Der Oberste Gerichtshof hat als Revisionsgericht durch den Senatspräsidenten des Obersten Gerichtshofes Dr. Samsegger als Vorsitzenden und durch die Hofräte des Obersten Gerichtshofes Dr. Schobel, Dr. Melber, Dr. Bauer und Dr. Kodek als weitere Richter in der Rechtssache der klagenden Partei Renate H***, Krankenschwester, Ottobrunn, Röntgenstraße 22, vertreten durch Dr. Rudolf Volker, Rechtsanwalt in Leoben, wider die beklagte Partei G*** T***, vertreten durch Dr. Kurt Hanusch, Rechtsanwalt in Leoben, wegen S 91.285,-- samt Nebenforderungen und Feststellung (Teilstreitwert S 5.000,--), welchem Rechtsstreit auf Seite der klagenden Partei die M*** Wechselseitige Versicherungsanstalt Graz, Neutorgasse 57, vertreten durch Dr. Elfriede Kropiunig, Rechtsanwalt in Leoben, als Nebenintervenientin beigetreten ist, infolge Revision der beklagten Partei gegen das Urteil des Oberlandesgerichtes Graz als Berufungsgerichtes vom 11. Dezember 1985, GZ 4 R 215/85-53, womit infolge Berufung der beklagten Partei das Urteil des Kreisgerichtes Leoben vom 21. September 1985, GZ 4 Cg 284/82-46, bestätigt wurde, in nichtöffentlicher Sitzung zu Recht erkannt:

Spruch

Der Revision wird stattgegeben und das angefochtene Urteil derart abgeändert, daß das Begehren auf Zahlung eines Betrages von S 91.285,-- samt 4 % Zinsen seit 5. September 1984 und 4 % Zinsen aus S 61.285,-- vom 11. Mai 1982 bis 4. September 1984 sowie auf Feststellung, daß die Beklagte der Klägerin für alle künftigen Schäden aus dem Unfall vom 28. Februar 1982 auf der Merkur-Meile in der Nähe des Trabochersees voll schadenersatzpflichtig sei, abgewiesen wird.

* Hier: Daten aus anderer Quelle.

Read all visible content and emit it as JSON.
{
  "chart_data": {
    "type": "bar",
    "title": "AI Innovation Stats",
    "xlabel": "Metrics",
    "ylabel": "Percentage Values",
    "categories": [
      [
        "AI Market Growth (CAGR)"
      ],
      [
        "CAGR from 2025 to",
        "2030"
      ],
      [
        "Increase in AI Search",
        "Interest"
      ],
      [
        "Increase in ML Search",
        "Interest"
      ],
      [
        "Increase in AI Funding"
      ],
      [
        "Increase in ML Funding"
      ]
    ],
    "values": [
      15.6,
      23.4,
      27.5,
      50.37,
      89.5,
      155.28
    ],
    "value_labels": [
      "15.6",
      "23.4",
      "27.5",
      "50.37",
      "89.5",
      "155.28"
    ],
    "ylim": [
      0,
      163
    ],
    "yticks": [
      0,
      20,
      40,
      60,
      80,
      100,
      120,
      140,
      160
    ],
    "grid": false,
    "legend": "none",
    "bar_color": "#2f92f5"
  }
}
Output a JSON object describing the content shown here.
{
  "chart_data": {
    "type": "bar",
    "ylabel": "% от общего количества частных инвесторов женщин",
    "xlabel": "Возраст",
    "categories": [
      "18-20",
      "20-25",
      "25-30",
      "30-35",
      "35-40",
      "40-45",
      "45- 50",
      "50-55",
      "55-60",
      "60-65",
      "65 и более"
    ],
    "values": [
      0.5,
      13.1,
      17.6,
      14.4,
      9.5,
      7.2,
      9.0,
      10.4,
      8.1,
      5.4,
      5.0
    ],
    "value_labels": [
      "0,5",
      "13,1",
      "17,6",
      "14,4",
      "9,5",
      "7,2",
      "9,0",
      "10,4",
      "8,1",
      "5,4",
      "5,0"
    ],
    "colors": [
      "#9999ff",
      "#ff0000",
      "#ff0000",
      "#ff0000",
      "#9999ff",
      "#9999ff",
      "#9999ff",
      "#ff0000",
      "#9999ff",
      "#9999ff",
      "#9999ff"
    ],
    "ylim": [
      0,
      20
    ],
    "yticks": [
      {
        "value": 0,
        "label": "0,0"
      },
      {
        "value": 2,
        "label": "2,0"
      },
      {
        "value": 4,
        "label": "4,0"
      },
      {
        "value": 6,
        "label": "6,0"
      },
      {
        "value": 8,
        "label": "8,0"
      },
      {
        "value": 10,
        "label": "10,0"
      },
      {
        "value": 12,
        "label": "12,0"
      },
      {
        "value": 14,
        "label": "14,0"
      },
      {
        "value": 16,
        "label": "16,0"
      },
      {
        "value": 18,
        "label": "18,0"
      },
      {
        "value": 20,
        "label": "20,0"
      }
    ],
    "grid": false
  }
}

Die Klägerin ist schuldig, der Beklagten die mit S 53.018,82 bestimmten Kosten des Verfahrens aller drei Instanzen (darin enthalten an Barauslagen S 7.488,-- und an Umsatzsteuer S 4.139,17) binnen 14 Tagen zu ersetzen.

Text

Entscheidungsgründe:

Die damals fast 23 Jahre alte Klägerin benützte am 28. Februar 1982 (in den im Akt erliegenden Fotokopien der Krankengeschichte des Landeskrankenhauses Leoben ist als "Eintrittstag" der Klägerin der 26. Februar 1982 angegeben) einzelne Übungsgeräte einer frei zugänglichen sogenannten Fitneßstrecke. Bei dem Versuch, sich zu er als "Beugehang" bezeichneten Übung an einer etwa in Kopfhöhe beiderseits an Baumstämmen befestigten Eisenstange hochzuziehen, wurde diese Stange aus ihrer Befestigung gerissen, die Klägerin stürzte mit dem Hinterhaupt und dem Rücken auf den unebenen, mit Wurzeln durchzogenen Waldboden und zog sich schwere Verletzungen zu.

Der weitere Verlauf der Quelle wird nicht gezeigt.